COMMERCIANTI ASSOLTI DALL'ACCUSA DI MALTRATTAMENTO DI ANIMALI

Veniva loro contestata la vendita dei famigerati "collari a uncino"


ODERZO – (gp) Erano finiti alla sbarra per rispondere dell'accusa di maltrattamento di animali per aver commercializzato i famigerati collari a uncino.

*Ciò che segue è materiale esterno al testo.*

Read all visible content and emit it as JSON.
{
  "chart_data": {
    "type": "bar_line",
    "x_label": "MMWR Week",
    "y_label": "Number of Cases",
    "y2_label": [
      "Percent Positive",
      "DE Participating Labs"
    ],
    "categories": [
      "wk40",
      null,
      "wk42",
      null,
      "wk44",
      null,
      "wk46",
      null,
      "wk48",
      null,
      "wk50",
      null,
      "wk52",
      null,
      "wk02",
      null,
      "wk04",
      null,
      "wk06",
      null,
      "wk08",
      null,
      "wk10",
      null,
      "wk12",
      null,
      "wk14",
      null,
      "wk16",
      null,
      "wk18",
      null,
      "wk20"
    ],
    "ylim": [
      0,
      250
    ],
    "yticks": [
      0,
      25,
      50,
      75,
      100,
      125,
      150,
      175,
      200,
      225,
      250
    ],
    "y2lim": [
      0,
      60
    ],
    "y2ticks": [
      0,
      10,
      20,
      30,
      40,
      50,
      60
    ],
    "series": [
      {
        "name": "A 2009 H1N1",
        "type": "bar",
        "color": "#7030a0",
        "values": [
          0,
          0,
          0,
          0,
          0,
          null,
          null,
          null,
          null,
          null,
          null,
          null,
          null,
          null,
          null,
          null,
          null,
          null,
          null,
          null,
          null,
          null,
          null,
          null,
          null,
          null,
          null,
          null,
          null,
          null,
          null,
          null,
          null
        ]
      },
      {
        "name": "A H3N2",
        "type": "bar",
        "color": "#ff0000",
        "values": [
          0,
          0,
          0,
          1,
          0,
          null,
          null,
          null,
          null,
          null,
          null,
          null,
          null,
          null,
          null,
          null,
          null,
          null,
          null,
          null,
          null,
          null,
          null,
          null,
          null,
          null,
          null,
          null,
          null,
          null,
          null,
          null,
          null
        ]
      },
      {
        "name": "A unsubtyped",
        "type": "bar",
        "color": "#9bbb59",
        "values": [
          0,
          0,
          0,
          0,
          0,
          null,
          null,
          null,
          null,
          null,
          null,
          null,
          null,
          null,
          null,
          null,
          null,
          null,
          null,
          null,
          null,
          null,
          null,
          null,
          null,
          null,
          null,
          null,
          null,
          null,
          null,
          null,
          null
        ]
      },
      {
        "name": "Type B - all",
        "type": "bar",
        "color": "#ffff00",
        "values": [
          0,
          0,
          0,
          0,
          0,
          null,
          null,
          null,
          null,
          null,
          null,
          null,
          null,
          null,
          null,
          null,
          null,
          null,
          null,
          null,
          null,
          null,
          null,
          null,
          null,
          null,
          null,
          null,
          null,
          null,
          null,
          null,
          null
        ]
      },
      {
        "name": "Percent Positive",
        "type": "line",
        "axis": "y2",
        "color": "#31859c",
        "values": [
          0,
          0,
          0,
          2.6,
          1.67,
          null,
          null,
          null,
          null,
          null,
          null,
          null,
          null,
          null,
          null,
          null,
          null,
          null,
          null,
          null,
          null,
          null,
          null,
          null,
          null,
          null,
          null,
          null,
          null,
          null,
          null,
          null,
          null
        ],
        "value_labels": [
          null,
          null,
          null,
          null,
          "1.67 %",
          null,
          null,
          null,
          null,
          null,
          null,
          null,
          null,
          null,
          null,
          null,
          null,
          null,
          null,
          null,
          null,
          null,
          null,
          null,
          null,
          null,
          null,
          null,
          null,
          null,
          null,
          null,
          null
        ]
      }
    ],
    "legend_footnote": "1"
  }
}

Il 67enne Giovanni Vecchiato, titolare dell'omonimo negozio che ha sede a Oderzo, e il 43enne Stefano Camerin, che vende via web articoli per animali, sono stati entrambi assolto da tutte le accuse dal giudice Angelo Mascolo perchè il fatto non sussiste. Stando a quanto riportato nel capo d'imputazione, ai due commercianti veniva contestato il fatto di aver messo a disposizione dei clienti, svolengo la propria attività, quel tipo di collari il cui uso è vietato dalla legge perchè ritenuto riconducibile alle sevizie sugli animali, così come il collare a ultrasuoni. In base agli accertamenti svolti dalla Guardia di Finanza, i due erano stati raggiunti da un decreto penale di condanna da 2140 euro ciascuno. Gli imputati si sono opposti al decreto firmato dalla procura e a processo sono stati riconosciuti innocenti.